The pattern attempting to be matched:
    for i_1 in range(16):
        with T.block("res_o_update"):
            v_i_o_i = T.axis.spatial(16, i_1)
            res_local_acc = T.Buffer((512, 256), "int32", scope="local.acc")
            v_i_o_o = T.int32()
            v_j_o = T.int32()
            a_in_local_spad = T.Buffer((512, 768), "int8", scope="local.spad")
            v_k_o = T.int32()
            b_in_local_spad_w = T.Buffer((768, 256), "int8", scope="local.spad_w")
            T.reads(res_local_acc[v_i_o_o * 64 + v_i_o_i * 4:v_i_o_o * 64 + v_i_o_i * 4 + 4, v_j_o * 4:v_j_o * 4 + 4], a_in_local_spad[v_i_o_o * 64 + v_i_o_i * 4:v_i_o_o * 64 + v_i_o_i * 4 + 4, v_k_o * 4:v_k_o * 4 + 4], b_in_local_spad_w[v_k_o * 4:v_k_o * 4 + 4, v_j_o * 4:v_j_o * 4 + 4])
            T.writes(res_local_acc[v_i_o_o * 64 + v_i_o_i * 4:v_i_o_o * 64 + v_i_o_i * 4 + 4, v_j_o * 4:v_j_o * 4 + 4])
            for k_2, j_2, i_2 in T.grid(4, 4, 4):
                with T.block("res"):
                    v_i_i, v_j_i, v_k_i = T.axis.remap("SSR", [i_2, j_2, k_2])
                    T.reads(res_local_acc[v_i_o_o * 64 + v_i_o_i * 4 + v_i_i, v_j_o * 4 + v_j_i], a_in_local_spad[v_i_o_o * 64 + v_i_o_i * 4 + v_i_i, v_k_o * 4 + v_k_i], b_in_local_spad_w[v_k_o * 4 + v_k_i, v_j_o * 4 + v_j_i])
                    T.writes(res_local_acc[v_i_o_o * 64 + v_i_o_i * 4 + v_i_i, v_j_o * 4 + v_j_i])
                    res_local_acc[v_i_o_o * 64 + v_i_o_i * 4 + v_i_i, v_j_o * 4 + v_j_i] = res_local_acc[v_i_o_o * 64 + v_i_o_i * 4 + v_i_i, v_j_o * 4 + v_j_i] + T.Cast("int32", a_in_local_spad[v_i_o_o * 64 + v_i_o_i * 4 + v_i_i, v_k_o * 4 + v_k_i]) * T.Cast("int32", b_in_local_spad_w[v_k_o * 4 + v_k_i, v_j_o * 4 + v_j_i])
    Does not match the tensorize description:
    for io, k, j, i in T.grid(16, 4, 4, 4):
        with T.block(""):
            vio, vii, vjj, vkk = T.axis.remap("SSSR", [io, i, j, k])
            C = T.Buffer((64, 4), "int32", scope="local.acc", offset_factor=1)
            A = T.Buffer((64, 4), "int8", scope="local.spad", offset_factor=1)
            B = T.Buffer((4, 4), "int8", scope="local.spad_w", offset_factor=1)
            T.reads(C[vii + vio, vjj + vio], A[vii + vio, vkk], B[vkk, vjj + vio])
            T.writes(C[vii + vio, vjj + vio])
            C[vii + vio, vjj + vio] = C[vii + vio, vjj + vio] + T.Cast("int32", A[vii + vio, vkk]) * T.Cast("int32", B[vkk, vjj + vio])

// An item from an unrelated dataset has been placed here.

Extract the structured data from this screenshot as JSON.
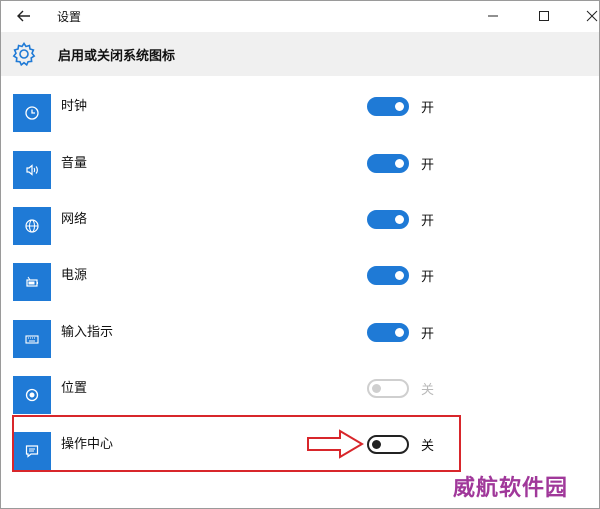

And the intrin is described like this:

@T.prim_func

    def my_matmul_desc(a: T.handle, b:T.handle, c:T.handle, ) -> None:
        A = T.match_buffer(a, (dim_io, dim_k), "int8", offset_factor=1, scope="local.spad")
        B = T.match_buffer(b, (dim_ko, dim_j), "int8", offset_factor=1, scope="local.spad_w")
        C = T.match_buffer(c, (dim_io, dim_j), "int32", offset_factor=1,  scope="local.acc")

        with T.block("root"):
            T.reads(C[0:dim_io, 0:dim_j],
                    A[0:dim_io, 0:dim_k],
                    B[0:dim_ko, 0:dim_j])
            T.writes(C[0:dim_io, 0:dim_j])

            for io in T.serial(0, io_extent):
                for k, j, i in T.grid(dim_k, dim_j, dim_i):
                    with T.block(""):
                        vio, vii, vjj, vkk = T.axis.remap("SSSR", [io, i, j, k])
                        C[vii+vio*dim_i, vjj] = C[vii+vio*dim_i, vjj] + T.cast(A[vii+vio*dim_i, vkk], "int32") * T.cast(B[vkk, vjj], "int32")

What am I doing wrong here in the description of the intrin? I noticed that some variables like v_i_o_o are automatically inserted, but I think they are always zero.

I think the main issue is that I don’t quite get how I need to descibe the buffer matching part.

@Hzfengsy Do you maybe have an idea for a better way to solve this? I just want to access the loop variable, and copying the loop into the intrin doesn’t feel like the right way to solve this.